La CTT-N a trouvé un compromis pour résoudre la question épineuse du cryptage des décodeurs de télévision numérique. Elle a adapté la motion du Conseil des États de manière à permettre aux consommateurs d’utiliser les appareils de réception de leur choix à des conditions raisonnables.

C’est la deuxième fois que la Commission des transports et des télécommunications du Conseil national (CTT-N) se penche sur la motion déposée le 22 juin 2007 par la conseillère aux États Simonetta Sommaruga. Le 20 mai 2008, après avoir entendu plusieurs représentants de la branche et différents experts, elle avait décidé – par 17 voix contre 8 – de proposer le rejet de la motion. À la session d’automne 2008, à l’issue d’une procédure plutôt inhabituelle, le Conseil national a toutefois décidé, par 173 voix contre 1, de renvoyer le dossier à la CTT-N afin qu’elle trouve un compromis en matière de cryptage de décodeurs.
C’est ainsi que la CTT-N a approuvé aujourd’hui, par 14 voix contre 8, une nouvelle version de la motion (voir ci-dessous). Celle-ci charge le Conseil fédéral d’édicter de nouvelles bases légales visant notamment, d’une part, à permettre aux consommateurs de choisir librement leurs décodeurs tout en ménageant les intérêts économiques légitimes des opérateurs et, d’autre part, à éviter autant que possible toute distorsion de la concurrence entre les différentes technologies, en particulier la télévision par Internet (Internet Protocol Television).
Le Conseil national devrait examiner cet objet à la session de printemps 2009 ; si la Chambre basse l’approuve, ce sera ensuite au Conseil des États de donner son feu vert, vraisemblablement à la session d’été 2009. Le Conseil fédéral adopterait alors son projet à l’intention du Parlement en 2010, de sorte que la nouvelle base légale pourrait entrer en vigueur au plus tôt en 2011.

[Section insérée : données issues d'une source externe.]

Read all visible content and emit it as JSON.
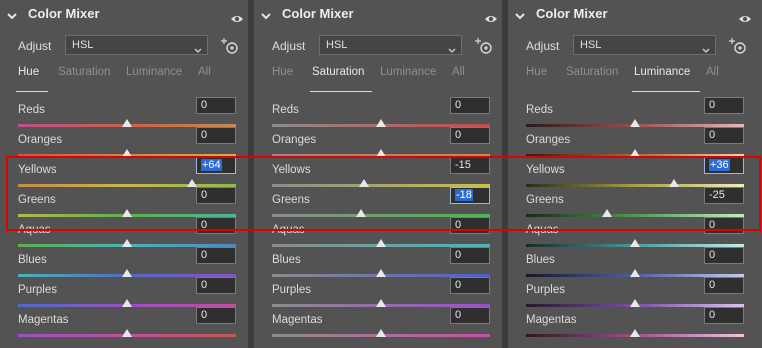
{
  "panels": [
    {
      "title": "Color Mixer",
      "adjust_label": "Adjust",
      "adjust_value": "HSL",
      "tabs": [
        "Hue",
        "Saturation",
        "Luminance",
        "All"
      ],
      "active_tab": 0,
      "rows": [
        {
          "label": "Reds",
          "value": "0",
          "slider": 0.5,
          "track": "linear-gradient(90deg,#c14f8c,#c9604a,#c98a4a)"
        },
        {
          "label": "Oranges",
          "value": "0",
          "slider": 0.5,
          "track": "linear-gradient(90deg,#c5584f,#c98a4a,#c7b64d)"
        },
        {
          "label": "Yellows",
          "value": "+64",
          "slider": 0.8,
          "selected": true,
          "track": "linear-gradient(90deg,#c98a4a,#c7b64d,#8fb84e)"
        },
        {
          "label": "Greens",
          "value": "0",
          "slider": 0.5,
          "track": "linear-gradient(90deg,#b4b74c,#5cb04f,#4eb49a)"
        },
        {
          "label": "Aquas",
          "value": "0",
          "slider": 0.5,
          "track": "linear-gradient(90deg,#5cb04f,#4cb3b5,#4d87c3)"
        },
        {
          "label": "Blues",
          "value": "0",
          "slider": 0.5,
          "track": "linear-gradient(90deg,#4cb3b5,#4f6cc6,#8a4fc3)"
        },
        {
          "label": "Purples",
          "value": "0",
          "slider": 0.5,
          "track": "linear-gradient(90deg,#4f6cc6,#9a4fc3,#c14f9e)"
        },
        {
          "label": "Magentas",
          "value": "0",
          "slider": 0.5,
          "track": "linear-gradient(90deg,#9a4fc3,#c14f9e,#c5584f)"
        }
      ]
    },
    {
      "title": "Color Mixer",
      "adjust_label": "Adjust",
      "adjust_value": "HSL",
      "tabs": [
        "Hue",
        "Saturation",
        "Luminance",
        "All"
      ],
      "active_tab": 1,
      "rows": [
        {
          "label": "Reds",
          "value": "0",
          "slider": 0.5,
          "track": "linear-gradient(90deg,#8c8c8c,#c94a4a)"
        },
        {
          "label": "Oranges",
          "value": "0",
          "slider": 0.5,
          "track": "linear-gradient(90deg,#8c8c8c,#c98a4a)"
        },
        {
          "label": "Yellows",
          "value": "-15",
          "slider": 0.42,
          "track": "linear-gradient(90deg,#8c8c8c,#c7c24d)"
        },
        {
          "label": "Greens",
          "value": "-18",
          "slider": 0.41,
          "selected": true,
          "track": "linear-gradient(90deg,#8c8c8c,#4fb550)"
        },
        {
          "label": "Aquas",
          "value": "0",
          "slider": 0.5,
          "track": "linear-gradient(90deg,#8c8c8c,#4cb6b8)"
        },
        {
          "label": "Blues",
          "value": "0",
          "slider": 0.5,
          "track": "linear-gradient(90deg,#8c8c8c,#4f5ec9)"
        },
        {
          "label": "Purples",
          "value": "0",
          "slider": 0.5,
          "track": "linear-gradient(90deg,#8c8c8c,#9a4fc9)"
        },
        {
          "label": "Magentas",
          "value": "0",
          "slider": 0.5,
          "track": "linear-gradient(90deg,#8c8c8c,#c94fa8)"
        }
      ]
    },
    {
      "title": "Color Mixer",
      "adjust_label": "Adjust",
      "adjust_value": "HSL",
      "tabs": [
        "Hue",
        "Saturation",
        "Luminance",
        "All"
      ],
      "active_tab": 2,
      "rows": [
        {
          "label": "Reds",
          "value": "0",
          "slider": 0.5,
          "track": "linear-gradient(90deg,#2a1a1a,#9a5050,#e6b8b8)"
        },
        {
          "label": "Oranges",
          "value": "0",
          "slider": 0.5,
          "track": "linear-gradient(90deg,#2a2018,#a07040,#ead2b0)"
        },
        {
          "label": "Yellows",
          "value": "+36",
          "slider": 0.68,
          "selected": true,
          "track": "linear-gradient(90deg,#2a2a18,#a6a045,#f0ecb8)"
        },
        {
          "label": "Greens",
          "value": "-25",
          "slider": 0.37,
          "track": "linear-gradient(90deg,#182a18,#4f9a50,#c4ecc2)"
        },
        {
          "label": "Aquas",
          "value": "0",
          "slider": 0.5,
          "track": "linear-gradient(90deg,#182a2a,#4a9a9a,#c2ecec)"
        },
        {
          "label": "Blues",
          "value": "0",
          "slider": 0.5,
          "track": "linear-gradient(90deg,#18182a,#4f5ea6,#c4caee)"
        },
        {
          "label": "Purples",
          "value": "0",
          "slider": 0.5,
          "track": "linear-gradient(90deg,#22182a,#7a50a6,#dcc4ee)"
        },
        {
          "label": "Magentas",
          "value": "0",
          "slider": 0.5,
          "track": "linear-gradient(90deg,#2a1824,#a0508a,#eec4e0)"
        }
      ]
    }
  ],
  "colors": {
    "highlight_box": "#e00000",
    "selection": "#2b6cd4"
  }
}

Texte de la motion ( 07.3484 Motion Sommaruga. Réseau câblé numérique. Cryptage de décodeurs) selon proposition de la CTT :
Le Conseil fédéral est chargé d’édicter de nouvelles bases légales permettant d’interdire le cryptage de chaînes de télévision librement accessibles dans le cadre de l'offre de base en matière de diffusion numérique sur les réseaux câblés, ou alors, s’il y a cryptage, de garantir aux consommateurs qu’ils puissent utiliser les appareils de réception de leur choix à des conditions raisonnables. Il convient de veiller à ne pas compliquer inutilement l’accès à l’offre de télévision par Internet (Internet Protocol Television) et à éviter autant que possible toute distorsion de la concurrence entre les différentes technologies.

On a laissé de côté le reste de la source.